Mein Gott, Gahan


Vom Profan-Pop zur Techno-Messe: Mit der „Devotional"-Tour begeben sich Depeche Mode endgültig auf Sinnsuche

Eine Nobelherberge im Herzen Brüssels. Goldene Portiere, livrierte Diener, Marmor und Glas. Dicke Teppiche dämpfen den Schritt. Hier ist der Gast noch König. So auch Depeche Mode, die sich an diesem hochsommerheißen Maitag im Hotel Conrad an der Avenue Louise angekündigt haben.

Man sieht’s bereits, wenn man vorfährt: Autogrammjäger und Fans in verräterischem Outfit lungern vor dem Eingang herum. Cool, wie es sich für echte Depeche Mode-Jünger gehört, und doch in ständiger Alarmbereitschaft. Denn der Zerberus an der Tür macht schon wieder Anstalten, sie zu verscheuchen.

Depeche Modes „Devotional“-Welttournee, die Mitte Mai im französischen Lille mit zwei Warm up-Gigs startete, dann in Zürich Premiere hatte, ist inzwischen in Brüssel angelangt. Der dritte Tag also. Zwei Shows im „Forest National“, einer akustisch deprimierenden Spielstätte, die alles andere als „devotional“ („andächtig“) ist und an diesem Abend bis unter die Decke ausverkauft ist.

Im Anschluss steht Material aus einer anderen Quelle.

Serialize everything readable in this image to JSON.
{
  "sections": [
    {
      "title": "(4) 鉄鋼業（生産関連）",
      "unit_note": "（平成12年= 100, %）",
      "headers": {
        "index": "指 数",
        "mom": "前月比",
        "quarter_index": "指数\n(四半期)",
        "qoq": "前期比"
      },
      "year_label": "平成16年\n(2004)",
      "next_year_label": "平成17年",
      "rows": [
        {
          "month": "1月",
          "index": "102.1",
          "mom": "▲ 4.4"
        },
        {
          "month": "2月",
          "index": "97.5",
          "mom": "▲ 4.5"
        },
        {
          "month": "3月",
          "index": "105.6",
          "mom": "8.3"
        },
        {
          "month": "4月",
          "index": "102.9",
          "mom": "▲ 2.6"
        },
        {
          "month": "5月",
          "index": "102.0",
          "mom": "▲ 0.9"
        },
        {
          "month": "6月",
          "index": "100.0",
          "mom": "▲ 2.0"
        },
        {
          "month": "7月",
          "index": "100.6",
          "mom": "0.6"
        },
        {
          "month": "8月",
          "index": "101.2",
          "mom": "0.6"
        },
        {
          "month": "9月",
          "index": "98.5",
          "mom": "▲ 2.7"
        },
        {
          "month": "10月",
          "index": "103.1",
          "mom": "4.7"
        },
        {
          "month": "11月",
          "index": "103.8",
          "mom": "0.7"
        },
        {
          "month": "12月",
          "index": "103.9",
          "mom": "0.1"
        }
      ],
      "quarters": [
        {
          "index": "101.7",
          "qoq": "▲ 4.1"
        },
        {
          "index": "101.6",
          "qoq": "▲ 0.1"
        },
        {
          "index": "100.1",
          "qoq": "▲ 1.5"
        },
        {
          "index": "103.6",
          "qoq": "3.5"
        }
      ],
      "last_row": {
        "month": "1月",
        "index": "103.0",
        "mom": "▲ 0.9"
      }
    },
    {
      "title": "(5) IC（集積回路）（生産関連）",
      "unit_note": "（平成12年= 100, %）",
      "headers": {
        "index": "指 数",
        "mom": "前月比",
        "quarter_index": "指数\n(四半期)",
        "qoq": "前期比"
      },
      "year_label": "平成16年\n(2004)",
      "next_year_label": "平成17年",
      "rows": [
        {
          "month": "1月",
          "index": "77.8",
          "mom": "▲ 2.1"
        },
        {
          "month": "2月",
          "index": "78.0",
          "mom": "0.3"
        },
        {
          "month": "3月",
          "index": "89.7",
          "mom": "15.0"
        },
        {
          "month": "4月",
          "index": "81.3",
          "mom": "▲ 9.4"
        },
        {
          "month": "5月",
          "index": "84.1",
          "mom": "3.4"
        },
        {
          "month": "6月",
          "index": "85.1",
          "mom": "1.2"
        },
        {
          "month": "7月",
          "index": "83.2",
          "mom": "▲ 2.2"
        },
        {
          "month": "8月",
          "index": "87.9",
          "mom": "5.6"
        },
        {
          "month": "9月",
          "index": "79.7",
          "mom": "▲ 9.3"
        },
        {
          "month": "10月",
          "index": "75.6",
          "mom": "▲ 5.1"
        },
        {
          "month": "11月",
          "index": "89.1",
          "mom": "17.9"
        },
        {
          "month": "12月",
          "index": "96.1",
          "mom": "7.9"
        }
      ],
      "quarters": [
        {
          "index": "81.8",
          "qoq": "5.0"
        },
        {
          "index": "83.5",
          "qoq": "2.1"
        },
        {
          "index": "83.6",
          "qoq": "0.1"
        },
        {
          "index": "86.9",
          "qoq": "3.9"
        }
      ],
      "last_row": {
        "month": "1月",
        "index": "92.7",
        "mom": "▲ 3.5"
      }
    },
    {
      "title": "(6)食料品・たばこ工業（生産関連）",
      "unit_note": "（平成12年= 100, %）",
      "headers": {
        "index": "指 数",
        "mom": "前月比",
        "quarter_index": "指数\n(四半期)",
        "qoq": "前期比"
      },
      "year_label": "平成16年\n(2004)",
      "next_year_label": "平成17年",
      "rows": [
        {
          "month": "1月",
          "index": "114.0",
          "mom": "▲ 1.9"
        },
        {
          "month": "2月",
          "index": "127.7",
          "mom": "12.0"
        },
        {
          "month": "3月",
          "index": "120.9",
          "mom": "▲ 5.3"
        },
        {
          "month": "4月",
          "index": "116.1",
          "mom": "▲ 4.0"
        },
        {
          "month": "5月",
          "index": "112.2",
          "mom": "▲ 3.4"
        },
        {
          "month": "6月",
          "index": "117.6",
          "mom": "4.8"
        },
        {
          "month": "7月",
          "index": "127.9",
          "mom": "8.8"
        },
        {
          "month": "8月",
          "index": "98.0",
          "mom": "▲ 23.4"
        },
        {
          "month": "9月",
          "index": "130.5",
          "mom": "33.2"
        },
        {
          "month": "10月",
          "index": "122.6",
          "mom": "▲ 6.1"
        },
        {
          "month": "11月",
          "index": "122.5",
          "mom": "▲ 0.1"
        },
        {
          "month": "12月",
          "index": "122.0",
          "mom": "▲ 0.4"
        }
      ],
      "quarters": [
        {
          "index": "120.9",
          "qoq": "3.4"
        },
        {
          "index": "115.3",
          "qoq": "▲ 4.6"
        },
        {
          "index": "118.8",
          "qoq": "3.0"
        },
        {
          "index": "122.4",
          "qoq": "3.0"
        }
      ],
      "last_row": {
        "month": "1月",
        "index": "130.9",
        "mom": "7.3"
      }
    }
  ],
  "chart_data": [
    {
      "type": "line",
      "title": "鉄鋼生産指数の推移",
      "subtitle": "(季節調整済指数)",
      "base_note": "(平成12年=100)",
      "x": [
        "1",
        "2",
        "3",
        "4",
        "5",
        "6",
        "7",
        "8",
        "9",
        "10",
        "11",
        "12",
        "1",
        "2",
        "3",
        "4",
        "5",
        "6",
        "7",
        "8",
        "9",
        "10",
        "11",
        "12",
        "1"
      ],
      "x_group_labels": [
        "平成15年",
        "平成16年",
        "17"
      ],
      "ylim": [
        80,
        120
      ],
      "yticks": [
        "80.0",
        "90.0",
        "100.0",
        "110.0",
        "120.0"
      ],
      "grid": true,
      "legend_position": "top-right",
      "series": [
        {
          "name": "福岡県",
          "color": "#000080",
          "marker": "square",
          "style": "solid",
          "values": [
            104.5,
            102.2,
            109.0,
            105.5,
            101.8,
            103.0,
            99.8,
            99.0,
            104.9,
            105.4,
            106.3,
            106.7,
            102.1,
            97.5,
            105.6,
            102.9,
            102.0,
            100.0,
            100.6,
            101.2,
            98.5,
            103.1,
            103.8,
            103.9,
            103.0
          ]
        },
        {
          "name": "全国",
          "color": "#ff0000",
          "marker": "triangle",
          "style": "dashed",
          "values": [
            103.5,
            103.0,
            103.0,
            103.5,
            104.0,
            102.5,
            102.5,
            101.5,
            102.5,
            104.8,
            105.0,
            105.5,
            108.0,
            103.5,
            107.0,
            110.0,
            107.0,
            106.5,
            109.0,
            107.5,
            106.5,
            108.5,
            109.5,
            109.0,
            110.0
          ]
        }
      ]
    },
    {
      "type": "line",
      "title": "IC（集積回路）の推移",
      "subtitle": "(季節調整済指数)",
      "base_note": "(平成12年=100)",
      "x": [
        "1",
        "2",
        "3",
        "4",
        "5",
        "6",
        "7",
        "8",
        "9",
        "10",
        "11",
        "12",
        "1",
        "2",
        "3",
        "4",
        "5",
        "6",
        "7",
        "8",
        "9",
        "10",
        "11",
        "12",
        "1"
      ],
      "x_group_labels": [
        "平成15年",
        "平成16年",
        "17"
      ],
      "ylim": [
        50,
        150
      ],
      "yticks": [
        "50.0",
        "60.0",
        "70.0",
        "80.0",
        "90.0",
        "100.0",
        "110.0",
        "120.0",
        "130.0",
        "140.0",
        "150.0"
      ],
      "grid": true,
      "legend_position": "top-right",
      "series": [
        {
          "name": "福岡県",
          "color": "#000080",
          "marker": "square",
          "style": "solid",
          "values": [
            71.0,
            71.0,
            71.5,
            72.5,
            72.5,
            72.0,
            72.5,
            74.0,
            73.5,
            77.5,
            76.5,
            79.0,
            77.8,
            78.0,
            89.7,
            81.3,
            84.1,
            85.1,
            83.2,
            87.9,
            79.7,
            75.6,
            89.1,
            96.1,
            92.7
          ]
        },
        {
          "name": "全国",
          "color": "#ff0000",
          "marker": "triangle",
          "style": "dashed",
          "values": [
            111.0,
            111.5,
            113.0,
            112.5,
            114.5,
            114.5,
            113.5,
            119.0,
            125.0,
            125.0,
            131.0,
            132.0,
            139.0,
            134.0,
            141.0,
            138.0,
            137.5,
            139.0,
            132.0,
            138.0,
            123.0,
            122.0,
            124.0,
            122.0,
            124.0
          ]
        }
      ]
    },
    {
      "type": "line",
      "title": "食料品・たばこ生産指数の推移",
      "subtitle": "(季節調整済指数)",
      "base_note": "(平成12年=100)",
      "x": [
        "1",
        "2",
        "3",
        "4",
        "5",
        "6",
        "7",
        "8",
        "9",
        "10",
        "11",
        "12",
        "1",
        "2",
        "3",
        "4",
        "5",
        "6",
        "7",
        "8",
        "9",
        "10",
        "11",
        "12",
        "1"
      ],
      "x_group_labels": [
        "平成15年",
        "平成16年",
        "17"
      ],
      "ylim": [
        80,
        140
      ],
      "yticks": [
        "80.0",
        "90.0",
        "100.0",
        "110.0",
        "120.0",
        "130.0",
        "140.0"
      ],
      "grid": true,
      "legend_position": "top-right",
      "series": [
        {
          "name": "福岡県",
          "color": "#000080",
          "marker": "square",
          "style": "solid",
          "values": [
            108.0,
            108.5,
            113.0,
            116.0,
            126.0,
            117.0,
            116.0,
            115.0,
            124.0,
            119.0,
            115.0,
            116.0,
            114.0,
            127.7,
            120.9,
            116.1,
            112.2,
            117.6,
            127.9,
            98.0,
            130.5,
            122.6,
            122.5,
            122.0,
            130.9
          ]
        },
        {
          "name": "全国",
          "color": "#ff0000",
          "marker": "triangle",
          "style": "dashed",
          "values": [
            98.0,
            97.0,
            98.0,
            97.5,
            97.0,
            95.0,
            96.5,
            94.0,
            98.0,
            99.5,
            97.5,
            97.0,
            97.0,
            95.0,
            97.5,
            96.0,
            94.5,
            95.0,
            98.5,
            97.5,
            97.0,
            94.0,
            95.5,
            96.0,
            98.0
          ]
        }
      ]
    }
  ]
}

Hinter der Bühne ein Bild trügerischer Gelassenheit. Die Tournee, die bis ins nächste Jahr hineinreicht und allein in Europa 41 Konzerte umfaßt, ist noch jung. Nichts ist eingespielt, jeder Handgriff ein Abenteuer. Nur Andy Flechter, der sich nach dem Soundcheck in der Lounge, dem Aufenthaltsraum der Künstler, zu einem Interview einfindet, spricht von Routine. „Es ist schon seltsam: Wir haben seit gut zweieinhalb Jahren kein Konzert mehr gegeben, aber kaum hat man das erste hinter sich, kommt es einem vor, als hätte man überhaupt nie aufgehört. Da ist es wieder: das alte Gefühl, die altbekannte Routine.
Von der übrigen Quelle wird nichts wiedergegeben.